Joseph Pilates has a famous quote: “In 10 sessions you will feel the difference, in 20 you will see the difference, and in 30 you’ll have a whole new body.” I committed to 30 sessions, which broke down to about three times a week over three months. Lisa and I saw each other in the morning before I went to work, which meant I had to change my relationship with the snooze button. But it turned out that meeting an instructor one-on-one had a much greater effect on my accountability than any late fee could. Plus, by the fifth session or so, I started to look forward to Pilates. I didn’t break a sweat in the same way that I would in a HIIT class, but that was part of the appeal: I was able to get a workout that gave me results without feeling anxious that any moment of weakness would make me fall behind.

Every session was varied (the classical method of Pilates involves more than 500 different exercises), shaped around my answer to Lisa’s reliable question: “How is your body doing?” When I was sore after a run, she helped me loosen up. Post-travel, we worked out the imbalance I felt between my shoulders and in my hips after a night spent on a plane. She said that all of her clients that day were coming from traveling. Even if I couldn’t identify what exactly was out of place, Lisa was able to observe any tightness or fatigue and offer opportunities to stretch and strengthen.

I felt different early on. I started to notice which muscles carried me through the day.
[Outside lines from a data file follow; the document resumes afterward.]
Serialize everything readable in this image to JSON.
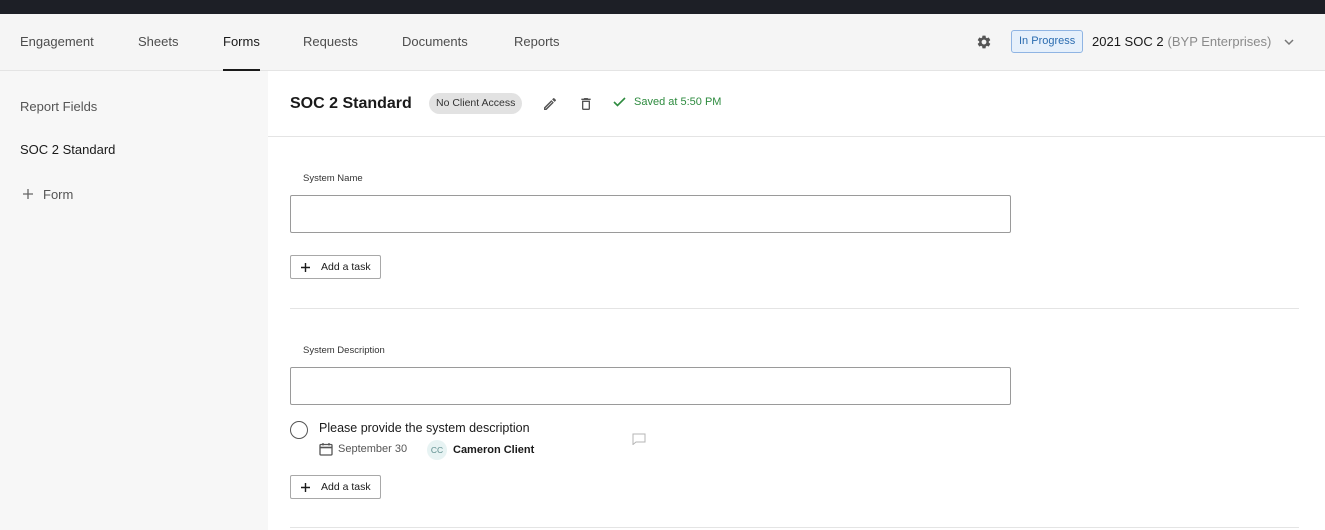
{
  "nav": {
    "tabs": [
      {
        "label": "Engagement",
        "active": false
      },
      {
        "label": "Sheets",
        "active": false
      },
      {
        "label": "Forms",
        "active": true
      },
      {
        "label": "Requests",
        "active": false
      },
      {
        "label": "Documents",
        "active": false
      },
      {
        "label": "Reports",
        "active": false
      }
    ],
    "settings_icon": "gear-icon",
    "status_badge": "In Progress",
    "engagement_name": "2021 SOC 2",
    "engagement_client": "(BYP Enterprises)",
    "dropdown_icon": "chevron-down-icon"
  },
  "sidebar": {
    "title": "Report Fields",
    "items": [
      {
        "label": "SOC 2 Standard"
      }
    ],
    "add_label": "Form"
  },
  "form": {
    "title": "SOC 2 Standard",
    "access_badge": "No Client Access",
    "saved_text": "Saved at 5:50 PM",
    "fields": [
      {
        "label": "System Name",
        "value": "",
        "add_task_label": "Add a task",
        "tasks": []
      },
      {
        "label": "System Description",
        "value": "",
        "add_task_label": "Add a task",
        "tasks": [
          {
            "text": "Please provide the system description",
            "due": "September 30",
            "assignee_initials": "CC",
            "assignee_name": "Cameron Client"
          }
        ]
      }
    ]
  },
  "colors": {
    "top_bar": "#1d1f26",
    "status_blue": "#2b6cb0",
    "saved_green": "#2e8b3f",
    "sidebar_bg": "#f7f7f7"
  }
}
I felt a greater sense of stability while surfing, but also just while walking up the stairs from the subway. My shoulder pain faded, and a weird collarbone cramp that used to pop up on jogs stopped happening. As I got further into the sessions, my connection to and control over my body increased. I went running in just a sports bra and shorts. (Had I become a Pilates Type??)

By 20 sessions, I did look different. My abs were defined, and my body was longer. My crumpled self had been smoothed. I noticed more space between my head and shoulders, which seemed to have a sharpening effect on my jawline. As for a whole new body? The before and after pictures show more metamorphosis than complete transformation. But committing to more sessions, or any other routine, would be easy: I finally found a workout that made me want to wake up early—and renewed my faith in myself.